Updated June 15, 2017 - 7:18 pm

Gov. Brian Sandoval signed off on a bill Thursday that requires pharmaceutical companies to release insulin prices, weeks after vetoing a similar bill that he said wasn’t strong enough.

During a Thursday morning public signing ceremony at the North Las Vegas Culinary Health Center — one of three public signings the governor held during a day of ceremonies throughout the Las Vegas Valley — Sandoval mentioned his grandfather’s struggle with diabetes as a motivator to sign Senate Bill 539, which targets insulin prices.

“This was my mom’s dad, and he’s somebody that I saw suffer because of that,” Sandoval said. “I typically don’t talk about personal things, but it kind of welled up in me as I was here today. Statewide, it’s going to make a difference, I believe, with regard to transparency in drugs for those suffering from diabetes and transparency for insulin.”

The governor was joined by several officials, including state Sen. Yvanna Cancela, D-Las Vegas, former U.S. Sen. Harry Reid, Clark County Commissioner Lawrence Weekly, and a throng of culinary union workers and medical professionals who celebrated the unveiling of the North Las Vegas Culinary Health Center prior to the bill signing.

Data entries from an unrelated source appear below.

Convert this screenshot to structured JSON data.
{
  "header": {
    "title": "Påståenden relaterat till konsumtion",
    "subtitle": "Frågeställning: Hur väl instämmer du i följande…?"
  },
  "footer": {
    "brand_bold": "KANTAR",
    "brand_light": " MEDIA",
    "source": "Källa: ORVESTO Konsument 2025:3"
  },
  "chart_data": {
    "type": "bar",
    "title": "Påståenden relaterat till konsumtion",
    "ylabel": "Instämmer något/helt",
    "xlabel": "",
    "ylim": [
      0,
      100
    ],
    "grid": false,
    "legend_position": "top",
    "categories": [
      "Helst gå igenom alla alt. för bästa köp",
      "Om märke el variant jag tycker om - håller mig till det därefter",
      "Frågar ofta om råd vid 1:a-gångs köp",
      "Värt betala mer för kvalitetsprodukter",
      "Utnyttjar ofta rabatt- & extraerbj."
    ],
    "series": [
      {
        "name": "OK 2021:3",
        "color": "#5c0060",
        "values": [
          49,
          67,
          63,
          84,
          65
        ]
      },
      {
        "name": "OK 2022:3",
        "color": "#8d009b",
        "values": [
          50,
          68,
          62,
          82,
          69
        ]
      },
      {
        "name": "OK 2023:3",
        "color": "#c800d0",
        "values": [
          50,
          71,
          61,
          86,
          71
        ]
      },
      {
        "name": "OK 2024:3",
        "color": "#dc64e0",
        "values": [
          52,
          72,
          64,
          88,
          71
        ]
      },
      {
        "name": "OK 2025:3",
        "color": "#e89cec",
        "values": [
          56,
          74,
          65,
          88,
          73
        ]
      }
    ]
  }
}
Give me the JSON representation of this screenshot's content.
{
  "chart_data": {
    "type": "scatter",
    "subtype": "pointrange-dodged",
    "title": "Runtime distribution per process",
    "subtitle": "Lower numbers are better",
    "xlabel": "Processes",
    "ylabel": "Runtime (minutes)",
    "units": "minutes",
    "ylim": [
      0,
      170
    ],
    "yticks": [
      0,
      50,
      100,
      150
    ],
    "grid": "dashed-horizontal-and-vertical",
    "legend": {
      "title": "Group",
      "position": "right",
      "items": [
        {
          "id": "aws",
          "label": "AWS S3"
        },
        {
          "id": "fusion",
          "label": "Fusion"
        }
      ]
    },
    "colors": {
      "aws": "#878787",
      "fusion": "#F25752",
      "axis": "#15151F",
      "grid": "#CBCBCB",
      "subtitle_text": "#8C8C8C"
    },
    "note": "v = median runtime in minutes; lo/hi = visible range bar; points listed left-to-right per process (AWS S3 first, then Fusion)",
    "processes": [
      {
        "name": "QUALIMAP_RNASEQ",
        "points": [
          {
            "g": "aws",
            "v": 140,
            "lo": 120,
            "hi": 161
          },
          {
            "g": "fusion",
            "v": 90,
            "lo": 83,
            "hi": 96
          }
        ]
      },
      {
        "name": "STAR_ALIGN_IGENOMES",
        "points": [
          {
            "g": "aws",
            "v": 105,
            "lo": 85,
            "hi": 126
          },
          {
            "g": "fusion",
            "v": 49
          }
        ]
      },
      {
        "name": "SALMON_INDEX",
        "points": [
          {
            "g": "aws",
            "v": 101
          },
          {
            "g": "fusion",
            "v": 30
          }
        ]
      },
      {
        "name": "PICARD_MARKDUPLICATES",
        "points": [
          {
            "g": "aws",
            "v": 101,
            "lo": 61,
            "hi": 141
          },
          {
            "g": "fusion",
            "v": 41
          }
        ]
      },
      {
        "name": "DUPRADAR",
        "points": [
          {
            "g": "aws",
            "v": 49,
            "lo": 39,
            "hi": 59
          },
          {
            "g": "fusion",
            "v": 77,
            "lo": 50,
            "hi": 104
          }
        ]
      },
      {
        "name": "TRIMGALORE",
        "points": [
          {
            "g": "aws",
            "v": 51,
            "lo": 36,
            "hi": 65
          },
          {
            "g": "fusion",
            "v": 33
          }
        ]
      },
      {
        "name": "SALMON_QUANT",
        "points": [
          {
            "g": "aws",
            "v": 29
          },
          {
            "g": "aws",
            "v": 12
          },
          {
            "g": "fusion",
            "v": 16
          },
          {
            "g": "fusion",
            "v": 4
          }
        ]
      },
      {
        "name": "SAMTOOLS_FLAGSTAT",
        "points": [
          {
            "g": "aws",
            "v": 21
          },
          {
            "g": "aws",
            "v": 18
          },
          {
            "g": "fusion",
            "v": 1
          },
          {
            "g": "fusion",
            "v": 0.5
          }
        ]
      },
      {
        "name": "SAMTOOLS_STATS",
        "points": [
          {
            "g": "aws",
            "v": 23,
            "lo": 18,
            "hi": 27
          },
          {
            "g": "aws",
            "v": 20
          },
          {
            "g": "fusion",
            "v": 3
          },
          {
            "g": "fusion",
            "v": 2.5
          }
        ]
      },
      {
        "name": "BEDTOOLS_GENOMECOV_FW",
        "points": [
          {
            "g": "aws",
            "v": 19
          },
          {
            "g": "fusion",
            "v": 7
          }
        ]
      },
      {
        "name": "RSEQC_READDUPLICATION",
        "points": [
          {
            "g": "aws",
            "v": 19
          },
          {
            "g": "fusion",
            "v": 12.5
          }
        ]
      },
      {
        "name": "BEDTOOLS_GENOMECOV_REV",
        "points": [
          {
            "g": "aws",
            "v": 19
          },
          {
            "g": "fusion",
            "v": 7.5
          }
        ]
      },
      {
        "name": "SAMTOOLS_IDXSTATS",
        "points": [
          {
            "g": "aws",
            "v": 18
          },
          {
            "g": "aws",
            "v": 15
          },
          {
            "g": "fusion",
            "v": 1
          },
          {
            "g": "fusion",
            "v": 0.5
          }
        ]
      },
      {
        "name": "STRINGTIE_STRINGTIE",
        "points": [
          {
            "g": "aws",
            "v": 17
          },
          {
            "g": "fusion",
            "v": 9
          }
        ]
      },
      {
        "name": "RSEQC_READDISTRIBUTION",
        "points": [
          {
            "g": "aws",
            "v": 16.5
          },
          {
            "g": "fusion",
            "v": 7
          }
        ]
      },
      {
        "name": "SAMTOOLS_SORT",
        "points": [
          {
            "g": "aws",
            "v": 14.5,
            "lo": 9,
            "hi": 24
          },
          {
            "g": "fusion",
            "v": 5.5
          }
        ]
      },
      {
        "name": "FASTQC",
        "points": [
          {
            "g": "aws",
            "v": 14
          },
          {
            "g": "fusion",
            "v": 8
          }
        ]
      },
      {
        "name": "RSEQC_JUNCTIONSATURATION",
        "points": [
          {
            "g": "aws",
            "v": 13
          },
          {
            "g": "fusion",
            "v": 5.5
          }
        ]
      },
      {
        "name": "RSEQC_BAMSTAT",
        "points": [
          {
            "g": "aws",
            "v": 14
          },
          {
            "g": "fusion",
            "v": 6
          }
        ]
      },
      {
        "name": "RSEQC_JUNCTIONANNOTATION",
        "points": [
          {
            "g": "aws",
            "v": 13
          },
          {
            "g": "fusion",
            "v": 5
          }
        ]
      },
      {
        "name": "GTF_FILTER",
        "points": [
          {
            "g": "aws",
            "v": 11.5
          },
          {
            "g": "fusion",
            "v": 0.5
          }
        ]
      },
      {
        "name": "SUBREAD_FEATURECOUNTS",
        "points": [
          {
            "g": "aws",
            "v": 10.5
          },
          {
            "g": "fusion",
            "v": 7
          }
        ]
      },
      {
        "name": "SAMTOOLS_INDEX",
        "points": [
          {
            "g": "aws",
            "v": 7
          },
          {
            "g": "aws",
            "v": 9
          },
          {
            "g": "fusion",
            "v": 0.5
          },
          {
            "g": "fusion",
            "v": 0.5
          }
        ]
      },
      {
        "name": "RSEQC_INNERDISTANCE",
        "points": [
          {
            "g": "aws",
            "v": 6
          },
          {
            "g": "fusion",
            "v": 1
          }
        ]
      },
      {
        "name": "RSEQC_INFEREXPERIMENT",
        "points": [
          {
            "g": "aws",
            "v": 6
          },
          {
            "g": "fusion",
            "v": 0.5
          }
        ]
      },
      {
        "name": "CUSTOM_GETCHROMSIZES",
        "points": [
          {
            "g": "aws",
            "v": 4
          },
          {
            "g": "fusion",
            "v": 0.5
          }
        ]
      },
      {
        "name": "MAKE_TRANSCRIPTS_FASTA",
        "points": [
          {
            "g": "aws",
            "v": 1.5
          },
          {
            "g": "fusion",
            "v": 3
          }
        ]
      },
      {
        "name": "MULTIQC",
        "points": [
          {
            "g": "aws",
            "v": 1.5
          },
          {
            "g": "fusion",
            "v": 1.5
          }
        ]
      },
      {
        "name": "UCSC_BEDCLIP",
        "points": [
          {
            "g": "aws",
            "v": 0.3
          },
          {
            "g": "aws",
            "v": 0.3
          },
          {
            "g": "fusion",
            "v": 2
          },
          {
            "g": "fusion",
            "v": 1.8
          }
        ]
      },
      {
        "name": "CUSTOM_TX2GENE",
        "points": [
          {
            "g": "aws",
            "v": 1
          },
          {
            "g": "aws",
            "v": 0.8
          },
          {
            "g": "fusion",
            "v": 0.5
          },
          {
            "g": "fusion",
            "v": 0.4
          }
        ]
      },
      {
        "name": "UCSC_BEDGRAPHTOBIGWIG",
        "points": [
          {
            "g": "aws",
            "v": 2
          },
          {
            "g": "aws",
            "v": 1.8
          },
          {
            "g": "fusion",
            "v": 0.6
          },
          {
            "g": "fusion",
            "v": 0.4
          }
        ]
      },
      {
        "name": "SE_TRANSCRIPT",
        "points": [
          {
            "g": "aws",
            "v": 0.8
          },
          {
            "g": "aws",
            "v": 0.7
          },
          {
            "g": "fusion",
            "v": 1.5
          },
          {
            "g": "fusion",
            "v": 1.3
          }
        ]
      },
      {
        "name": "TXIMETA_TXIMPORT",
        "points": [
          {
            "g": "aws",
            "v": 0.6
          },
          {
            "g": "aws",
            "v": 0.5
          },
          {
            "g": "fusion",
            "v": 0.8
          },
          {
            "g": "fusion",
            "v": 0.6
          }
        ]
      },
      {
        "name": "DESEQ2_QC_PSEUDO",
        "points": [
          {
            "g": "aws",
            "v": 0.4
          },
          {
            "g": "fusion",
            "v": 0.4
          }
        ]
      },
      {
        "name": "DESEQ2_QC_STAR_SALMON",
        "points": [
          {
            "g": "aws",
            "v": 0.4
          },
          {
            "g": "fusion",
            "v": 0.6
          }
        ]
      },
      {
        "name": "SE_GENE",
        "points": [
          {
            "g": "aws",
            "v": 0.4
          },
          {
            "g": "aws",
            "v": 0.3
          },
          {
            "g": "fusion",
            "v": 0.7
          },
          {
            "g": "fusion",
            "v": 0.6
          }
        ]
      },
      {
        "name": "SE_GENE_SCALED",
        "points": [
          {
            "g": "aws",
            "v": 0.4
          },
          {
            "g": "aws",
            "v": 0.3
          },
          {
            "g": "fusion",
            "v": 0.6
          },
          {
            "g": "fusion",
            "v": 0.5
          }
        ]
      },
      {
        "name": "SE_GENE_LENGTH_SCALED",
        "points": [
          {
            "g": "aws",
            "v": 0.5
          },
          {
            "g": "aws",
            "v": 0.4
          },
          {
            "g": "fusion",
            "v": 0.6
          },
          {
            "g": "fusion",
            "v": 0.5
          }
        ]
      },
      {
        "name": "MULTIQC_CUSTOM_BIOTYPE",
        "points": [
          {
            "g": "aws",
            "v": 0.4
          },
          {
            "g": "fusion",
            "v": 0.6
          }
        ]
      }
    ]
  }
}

Cancela proposed the bill Sandoval vetoed before joining forces with Sen. Michael Roberson, R-Henderson, to push SB539.

The bill is the country’s strictest drug-price disclosure rule, though insulin prices continue to rise — per-patient spending on the drug tripled between 2002 and 2013, according to a Journal of the American Medical Association article.

The law mandates pharmaceutical companies disclose how they set insulin prices, manufacturing costs, research investments and projects annually. Supporters of SB539 say it will help lower drug costs, but market experts have said the law alone isn’t enough.

Still, Sandoval said he thinks the law is a positive first step toward holding drug companies accountable.

“Let’s see how this works,” he said. “If changes need to be made, those can be approached or pursued in the 2019 legislative session, but you have to start somewhere.”